The concluding events of the prophecy occurred in the last “half of the week” - In the latter part of the final or “seventh week.” This final period is described elsewhere, although with different terms, as follows:
  • (Daniel 7:25-26) - “And he shall speak words against the Most-High and will wear out the saints. And he will think to change the times and the law; and they will be given into his hand until a time and times and half a time.
  • (Daniel 8:19-26) - “Behold, I will make you know what will be in the latter time of the indignation; for it belongs to the appointed time of the end…And in the latter time of their kingdom, when the transgressors are come to the full, a king of fierce countenance…he also will stand up against the prince of princes but will be broken without handbut shut up the vision; for it belongs to many days to come.”
  • (Daniel 12:6-8) - “How long shall it be to the end of these wonders?
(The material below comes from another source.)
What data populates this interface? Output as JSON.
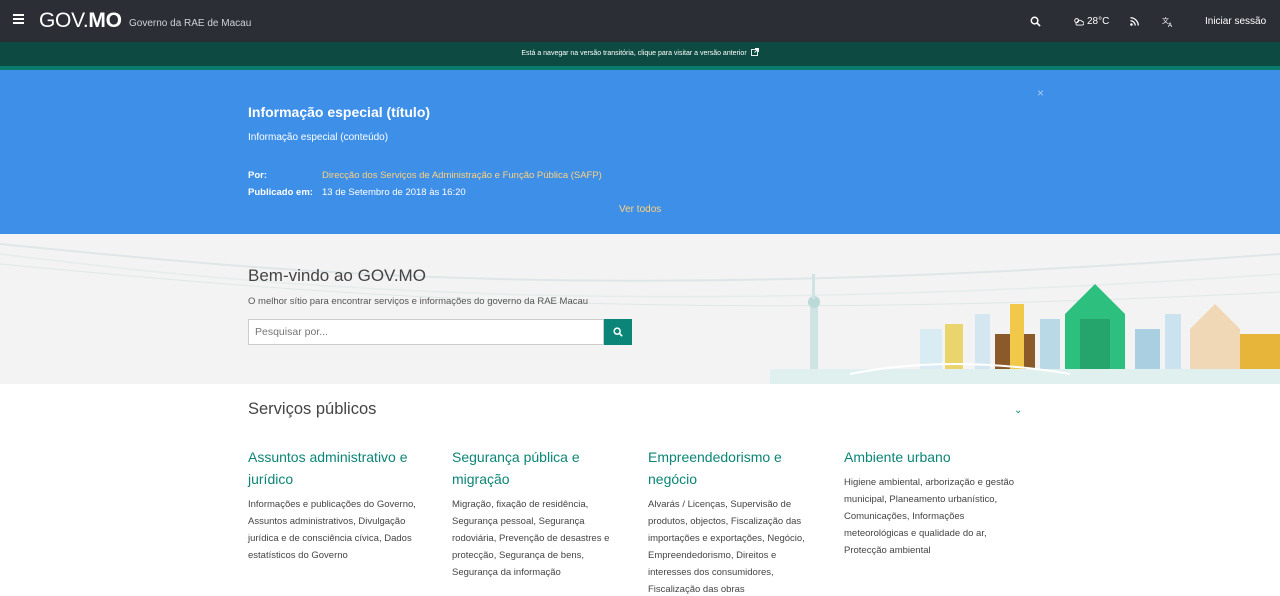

It will be for a time, times and a half TIME; and when they have made an end of breaking in pieces the power of the holy people, all these things will be finished.”
On the wings of abomination, he comes desolating.” The Hebrew noun rendered “abomination” refers to objects that are ritually unclean - (idols, heathen altars, pagan sacrifices). “Abomination” or shiqquts means that which is “detestable, abominable” - (Strong’s #H8251). In the Hebrew Bible, the term is applied to idolatrous objects - (Deuteronomy 29:17 – “And you have seen their abominations, and their idols, wood and stone, silver and gold”).
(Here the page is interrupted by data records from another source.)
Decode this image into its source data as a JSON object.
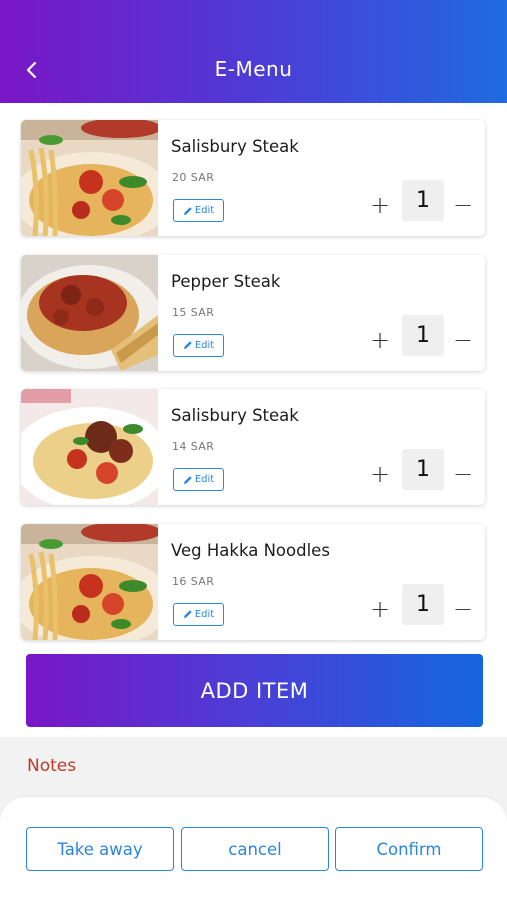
{
  "header": {
    "title": "E-Menu",
    "back_icon": "chevron-left-icon"
  },
  "items": [
    {
      "name": "Salisbury Steak",
      "price": "20 SAR",
      "edit_label": "Edit",
      "quantity": "1",
      "plus": "+",
      "minus": "−"
    },
    {
      "name": "Pepper Steak",
      "price": "15 SAR",
      "edit_label": "Edit",
      "quantity": "1",
      "plus": "+",
      "minus": "−"
    },
    {
      "name": "Salisbury Steak",
      "price": "14 SAR",
      "edit_label": "Edit",
      "quantity": "1",
      "plus": "+",
      "minus": "−"
    },
    {
      "name": "Veg Hakka Noodles",
      "price": "16 SAR",
      "edit_label": "Edit",
      "quantity": "1",
      "plus": "+",
      "minus": "−"
    }
  ],
  "actions": {
    "add_item": "ADD ITEM"
  },
  "notes": {
    "label": "Notes"
  },
  "footer": {
    "take_away": "Take away",
    "cancel": "cancel",
    "confirm": "Confirm"
  },
  "colors": {
    "gradient_start": "#7a16c6",
    "gradient_end": "#1466de",
    "accent_blue": "#2a86dd",
    "notes_red": "#c0392b"
  }
}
What “wing” refers to is not clear - (kânâph - Strong’s - #H3671). Literally, the Hebrew clause reads - “And upon wing of abominations, desolating.” Kânâph is the common noun for the “wing” of a bird or insect. Here, quite possibly, it refers metaphorically to an “extremity” of something, perhaps the “wing” or corner of the altar of burnt offering. The intended referent is not clear.

Until the end, what was decreed was pouring out upon him who was desolating.” That is, the “leader” who “desolated” the “sanctuary” would himself be desolated as “decreed,” presumably by God. The Hebrew term is applied twice in the passage - “desolations are decreed…until the end, a decreed one.” The same term, “decreed,” appears in a similar context in the next vision:
  • The king will do according to his will…he will prosper until the indignation be accomplished; for that which is decreed (harats) will be done” (Daniel 11:36).
Poured down.” In the end, the one who “desolated” the “sanctuary” will himself be overwhelmed with “desolation.”

The verbal links are vital to understanding the passage, especially the references to the “abomination that desolates.” They demonstrate that the same events and characters are in view in the visions of chapters 7, 8, 9 and 11, and in the conclusion of the book - (Daniel 12:10-11).

The “seventy weeks” prophecy ends with an ambiguous conclusion. However, it is neither the highlight nor the conclusion of the book of Daniel. The connections to the preceding and subsequent visions are the point. While the prophecy contains several ambiguities, the historical references in chapters 8 and 11 are clear and explicit.

The prophecy provides several chronological clues to the larger picture, and it keeps the focus on the “abomination of desolation” inflicted on the “sanctuary” by a malevolent ruler, the “little horn” of the “fourth beast.” But we must continue to read the book to gain further insights into these events.